Kościół zawsze musi iść z posługą myślenia. Wybory należą do człowieka, ale nasz głos musi być jednoznaczny, podać argumenty. My szanujemy wybór, my szanujemy wolność. „If you want” – „jeśli chcesz”, ale pamiętaj: argumenty „za” są takie i takie. I to jest wielka rola Kościoła, żeby te argumenty przedstawić. A przede wszystkim dać przykład, bo słowa pouczają, ale przykład pociąga. Czyż przykład dwóch papieży, którzy się zaszczepili, biskupów – nie jest pociągający?
Biskupa polowego także, a więc w krótkich, żołnierskich słowach – co powinni zrobić katolicy teraz w pandemii, aby ochronić innych?
Przede wszystkim powinni pomyśleć. Pomyśleć o sobie, pomyśleć o tym, czy nie zagrożę swojemu zdrowiu i życiu rezygnując ze szczepienia? Ale równocześnie powinni pomyśleć o bliźnich. Czyli ta wolność i odpowiedzialność – odpowiedzialność za drugiego. To nam powinno dzisiaj towarzyszyć. Jak spojrzałem na statystyki – pandemia nie ustąpiła, nie jest przeszłością, ale wszyscy rozsądnie mówią „uważajcie, bo idzie kolejna fala”. Widzimy to w wielu krajach Europy, ale nie tylko, że pandemia nadal zbiera poważne żniwo.

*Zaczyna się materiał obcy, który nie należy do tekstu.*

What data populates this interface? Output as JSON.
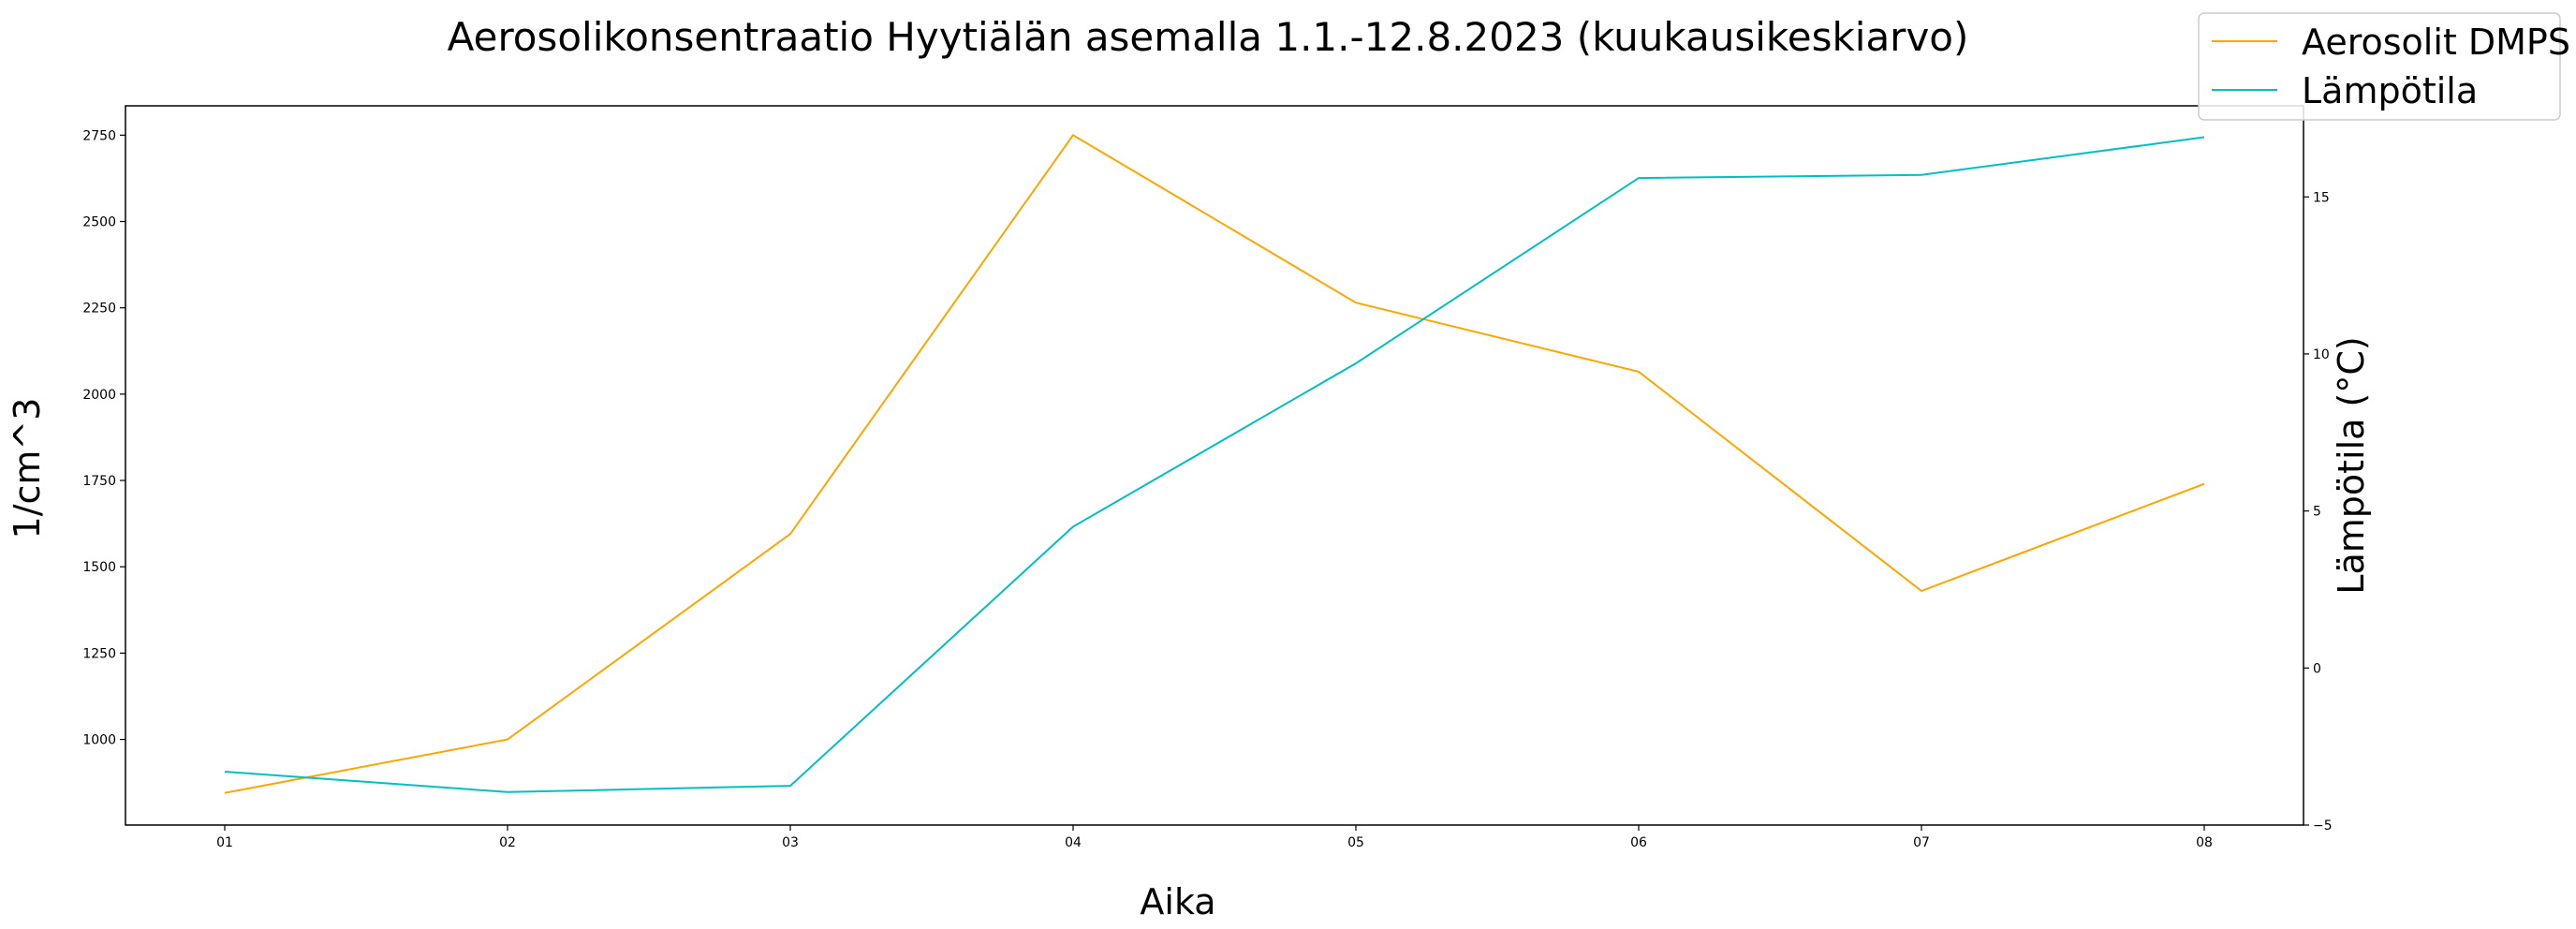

A więc powinniśmy być wciąż ostrożni.
Nie tylko ostrożni… roztropni, a w Ewangelii czytamy, że nawet przebiegli. Bo jeżeli wróg jest tak przebiegły i podstępny to my nie możemy być gorsi, wszak człowiek wierzący to nie jest człowiek naiwny, to jest człowiek myślący. To jest człowiek, który umie zachować się na tym polu walki, i stanąć twarzą w twarz z przeciwnościami, które nam serwuje teraz ta pandemia.
Bardzo serdecznie dziękuję za rozmowę.